We are working really hard. The reason we have been able to invest in the quality of companies that we have gotten access to is because founders are seeing that we are founders just like themselves. They see we are working just as hard as they are and that Animo is our life work.
That generates a type of alignment I don’t think is frequent in our industry.

What did you learn at Miami angels and Kauffman Fellows that you are employing now?

In both, the power and importance of building community. Think what is Miami Angels, and that is exactly what it is – building community. Kauffman talks about radical self-belief and work ethic. If you work really hard, you are a good person, you are willing to bet on yourself, then things should work. What I would add to that is community. I’ve been a community builder my whole life, first with the nonprofit Techo and then with Miami Angels, where I am still on the board.  

What do you look for in an investment?

To us, 80 percent of the decision making is around the team, 15 percent is the market and 5 percent is the product. We are investing so so so early, I can’t afford to fall in love with the product because the product will change. The product will inevitably change, the market might change, so all you have is the team. We’ve leaned more B2B in the beginning, 60 percent of our portfolio, 40 percent is B2C.
We are doing pre-seed and seed.
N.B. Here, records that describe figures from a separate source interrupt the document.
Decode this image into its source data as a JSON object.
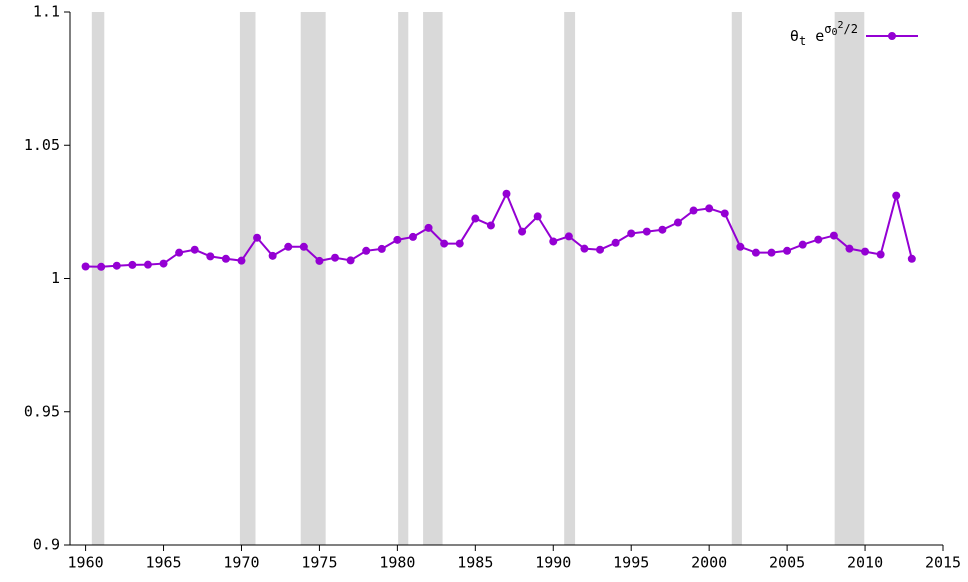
{
  "chart_data": {
    "type": "line",
    "x": [
      1960,
      1961,
      1962,
      1963,
      1964,
      1965,
      1966,
      1967,
      1968,
      1969,
      1970,
      1971,
      1972,
      1973,
      1974,
      1975,
      1976,
      1977,
      1978,
      1979,
      1980,
      1981,
      1982,
      1983,
      1984,
      1985,
      1986,
      1987,
      1988,
      1989,
      1990,
      1991,
      1992,
      1993,
      1994,
      1995,
      1996,
      1997,
      1998,
      1999,
      2000,
      2001,
      2002,
      2003,
      2004,
      2005,
      2006,
      2007,
      2008,
      2009,
      2010,
      2011,
      2012,
      2013
    ],
    "series": [
      {
        "name_parts": [
          [
            "θ",
            "base"
          ],
          [
            "t",
            "sub"
          ],
          [
            " e",
            "base"
          ],
          [
            "σ",
            "sup"
          ],
          [
            "0",
            "supsub"
          ],
          [
            "2",
            "supsup"
          ],
          [
            "/2",
            "sup"
          ]
        ],
        "color": "#9400d3",
        "values": [
          1.0045,
          1.0044,
          1.0048,
          1.0051,
          1.0052,
          1.0056,
          1.0097,
          1.0108,
          1.0083,
          1.0074,
          1.0067,
          1.0153,
          1.0085,
          1.0119,
          1.0119,
          1.0066,
          1.0078,
          1.0068,
          1.0104,
          1.0111,
          1.0145,
          1.0156,
          1.019,
          1.0131,
          1.0131,
          1.0225,
          1.0199,
          1.0318,
          1.0176,
          1.0233,
          1.0139,
          1.0158,
          1.0112,
          1.0108,
          1.0134,
          1.0169,
          1.0176,
          1.0183,
          1.021,
          1.0255,
          1.0263,
          1.0244,
          1.0119,
          1.0097,
          1.0097,
          1.0104,
          1.0127,
          1.0146,
          1.0161,
          1.0112,
          1.0101,
          1.009,
          1.0311,
          1.0074
        ]
      }
    ],
    "shaded_regions": [
      [
        1960.4,
        1961.2
      ],
      [
        1969.9,
        1970.9
      ],
      [
        1973.8,
        1975.4
      ],
      [
        1980.05,
        1980.7
      ],
      [
        1981.65,
        1982.9
      ],
      [
        1990.7,
        1991.4
      ],
      [
        2001.45,
        2002.1
      ],
      [
        2008.05,
        2009.95
      ]
    ],
    "shade_color": "#d9d9d9",
    "xlim": [
      1959,
      2015
    ],
    "xticks": [
      1960,
      1965,
      1970,
      1975,
      1980,
      1985,
      1990,
      1995,
      2000,
      2005,
      2010,
      2015
    ],
    "ylim": [
      0.9,
      1.1
    ],
    "yticks": [
      0.9,
      0.95,
      1,
      1.05,
      1.1
    ],
    "legend": "top-right"
  }
}
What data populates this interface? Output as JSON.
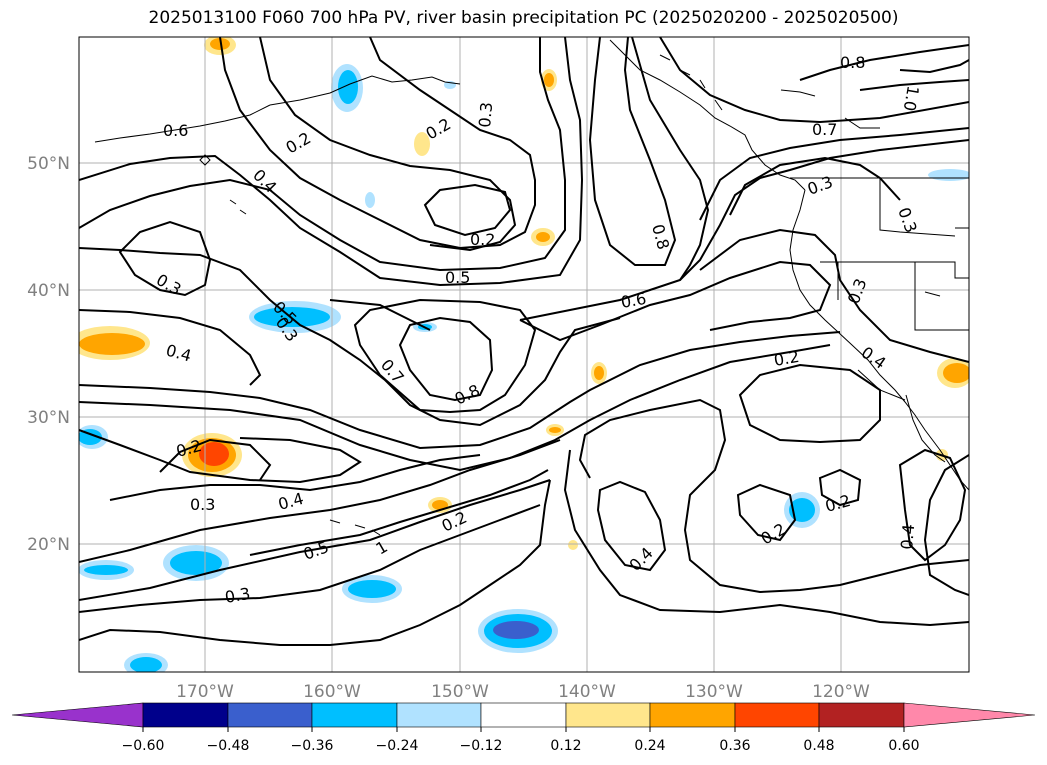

We will not do Series A as an entry point. That’s a different ball game and we are just not built to win at that.
We’re agnostic and we are generalist. The only thing we won’t do is FDA related stuff because we aren’t built for those kinds of companies because we don’t really understand it. If we can’t be helpful and we can’t be the best possible partner, then you shouldn’t be partners with us.

What are a couple of your investments and what attracted you to them?

We are paying close attention to what we see as the evolution of trust. We made investment in Syncari, which is an AI company doing two way and real time data synch, and the role of trust is with data being never more siloed, it is very hard to know what and where to trust within your organization.
 We invested in a company called Yay Lunch!, healthy school meals for kids delivered at school. Most families don’t have the time or the money to pack a lunch every day that’s healthy and tasty.
We are looking at the changing place of care so we invested in a menopause company called Ohana, a consumer brand looking to change how women go through menopause, starting with the stigma around menopause, and delivering at-home hormone replacement. In traditional healthcare, the iteration of what hormones you need could take 6 months each time; theirs takes 2 weeks in the comfort of your own home.

What do you think about Miami’s progress as an ecosystem?

I am a big believer. I spent two years of my life building Miami Angels, I bought a house, I want Miami to succeed as much as anybody. I think we are at this post-hype phase, where there are real companies being built and we are starting to see the results of that. I think we need more patience — these things take a long time. We are seeing good companies raise good capital, we are seeing new fuel from the out of town moving to Miami — the Aaron Hirschhorns, the David Koretzes are now here. One of Miami’s strengths is we are naturally diverse. Just look at the investors in town, all the investors are one way or another diverse. I think that occurred because it is who we are.
 So I’m bullish. For the type of investment we do and the kind of companies we look for, I think we will be making one or two investments here a year, hopefully more.